“God’s Own Country” di Francis Lee – Recensione

God's Own Country

God’s Own Country rappresenta il debutto dietro alla macchina da presa dell’attore inglese Francis Lee, che quest’anno dovrebbe inoltre uscire con un film in costume dal titolo Ammonite, con Kate Winslet e Saoirse Ronan come interpreti di una coppia omosessuale.

Presentato nel 2017 al Sundance Film Festival, God’s Own Country racconta la storia di Johnny (Josh O’Connor), un giovane ragazzo tormentato, costretto a condurre una vita isolata nella campagna inglese per portare avanti la fattoria di famiglia. A causa della disabilità del padre e dell’inizio della stagione della nascita degli agnelli, però, nella sua vita arriva l’aiuto di Gheorghe (Alec Secăreanu) che, con la sua pacatezza e sincerità, aprirà lo sguardo di Johnny verso il mondo esterno e verso l’amore.

Oltre a raccontare una storia d’amore omosessuale, God’s Own Country dona allo spettatore una visione cruda dell’isolamento e dell’assenza di socialità. Nel film, infatti, la colonna sonora è praticamente assente, facendo percepire al pubblico l’assordante silenzio in cui vive Johnny, amplificato dal fatto che nemmeno il padre e la nonna proferiscono parola. Solo, il ragazzo si rifugia nell’alcool e in incontri occasionali per sfuggire alla solita routine priva di socialità che è costretto a vivere.

God's Own Country

L’arrivo di Gheorghe dona alla sua esistenza colori e suoni nuovi forse proprio perché il lavoratore romeno è il primo che veramente si interessi alla sua persona e che, contemporaneamente, condivida la vita lavorativa isolata che la loro attività comporta. Con Gheorghe, ogni gesto acquista un valore rinnovato, un significato più profondo, che Johnny aveva sempre frainteso nella sua vita quasi più ferina che umana. L’affetto che Johnny dapprima riusciva a rivolgere solamente agli animali, con la presenza del ragazzo acquisisce un sapore e un’intensità diversa, da riservare all’altro oltre che agli stessi animali di cui si prende cura. Anche il lavoro stesso diventa un piacere, terminando di essere considerato un obbligo da parte di Johnny. Francis Lee sceglie di dimostrare l’impatto positivo del ragazzo romeno mostrando allo spettatore come, con il suo arrivo, l’esistenza di Johnny incontri finalmente la vita stessa, simboleggiata dalla nascita di un agnello. Anche la morte stessa diviene, a questo punto, un aiuto per la sopravvivenza e non solamente un peso da smaltire.

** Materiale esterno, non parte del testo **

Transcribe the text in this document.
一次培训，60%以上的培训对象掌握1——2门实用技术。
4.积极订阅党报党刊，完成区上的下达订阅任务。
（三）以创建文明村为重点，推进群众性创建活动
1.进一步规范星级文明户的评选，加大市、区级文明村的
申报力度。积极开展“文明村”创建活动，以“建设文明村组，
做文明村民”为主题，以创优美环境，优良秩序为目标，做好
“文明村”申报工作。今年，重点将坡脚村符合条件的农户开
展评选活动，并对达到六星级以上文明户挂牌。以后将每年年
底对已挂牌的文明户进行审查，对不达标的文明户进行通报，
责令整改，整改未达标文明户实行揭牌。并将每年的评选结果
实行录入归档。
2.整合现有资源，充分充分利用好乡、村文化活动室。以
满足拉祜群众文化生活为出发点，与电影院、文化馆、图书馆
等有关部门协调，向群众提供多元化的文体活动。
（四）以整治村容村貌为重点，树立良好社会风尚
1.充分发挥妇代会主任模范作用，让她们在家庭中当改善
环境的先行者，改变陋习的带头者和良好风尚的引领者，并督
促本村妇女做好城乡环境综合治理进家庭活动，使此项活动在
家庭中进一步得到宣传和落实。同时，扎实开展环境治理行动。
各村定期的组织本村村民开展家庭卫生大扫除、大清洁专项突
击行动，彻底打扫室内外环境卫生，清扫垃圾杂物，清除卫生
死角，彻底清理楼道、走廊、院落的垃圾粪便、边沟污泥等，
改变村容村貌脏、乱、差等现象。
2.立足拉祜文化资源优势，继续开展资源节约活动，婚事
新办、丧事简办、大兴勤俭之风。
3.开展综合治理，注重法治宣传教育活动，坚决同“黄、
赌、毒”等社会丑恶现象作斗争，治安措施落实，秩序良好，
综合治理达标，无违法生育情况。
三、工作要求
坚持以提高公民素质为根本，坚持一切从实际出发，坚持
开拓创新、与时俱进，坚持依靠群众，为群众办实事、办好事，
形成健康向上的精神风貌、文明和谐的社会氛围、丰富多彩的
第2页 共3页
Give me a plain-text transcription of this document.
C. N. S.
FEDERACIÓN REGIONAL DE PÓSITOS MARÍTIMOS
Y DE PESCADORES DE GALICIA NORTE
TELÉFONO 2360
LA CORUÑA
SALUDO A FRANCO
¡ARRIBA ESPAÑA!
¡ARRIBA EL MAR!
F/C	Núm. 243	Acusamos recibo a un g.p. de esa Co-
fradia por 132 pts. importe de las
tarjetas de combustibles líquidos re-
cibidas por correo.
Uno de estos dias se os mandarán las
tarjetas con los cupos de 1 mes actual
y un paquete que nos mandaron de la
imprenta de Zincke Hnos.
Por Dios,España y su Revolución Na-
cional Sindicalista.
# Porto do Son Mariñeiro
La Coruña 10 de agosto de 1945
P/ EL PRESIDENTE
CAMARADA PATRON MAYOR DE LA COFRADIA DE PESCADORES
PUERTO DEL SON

La regia di Francis Lee segue incessantemente Johnny cercando, insieme, sia di rivelare la sua vera natura sia di incoraggiare il protagonista a ribellarsi verso lo stallo in cui si sta trovando. La messinscena, apparentemente del tutto assente, racconta una storia particolare, aiutando il regista a soffermarsi su dettagli che raccontano più di quanto non facciano le parole di Johnny e della sua famiglia. Tutto, in God’s Own Country, parla nel silenzio in cui la storia è impregnata, completamente immersa in un realismo crudo e spietato che però riesce ad aprirsi per lasciare una possibilità alla speranza, un nuovo sentimento di libertà che dà spazio, finalmente, alla comunicazione.

Anche se il film potrebbe essere ricollegato facilmente alla prima parte della storia di Ang Lee de I Segreti di Brokeback Mountain (e questo effettivamente penalizza molto la sua riuscita complessiva e la sua originalità), God’s Own Country si identifica per la sua costituzione grezza, molto vicina al cinéma vérité, discostandosi anche dal suo competitor d’eccezione Call Me By Your Name (diretto da Luca Guadagnino) presentato lo stesso anno al Sundance Film Festival che, da una parte, ha ottenuto un successo globale ma, dall’altra, ha oscurato inconsapevolmente al grande pubblico il piccolo gioiellino di Francis Lee.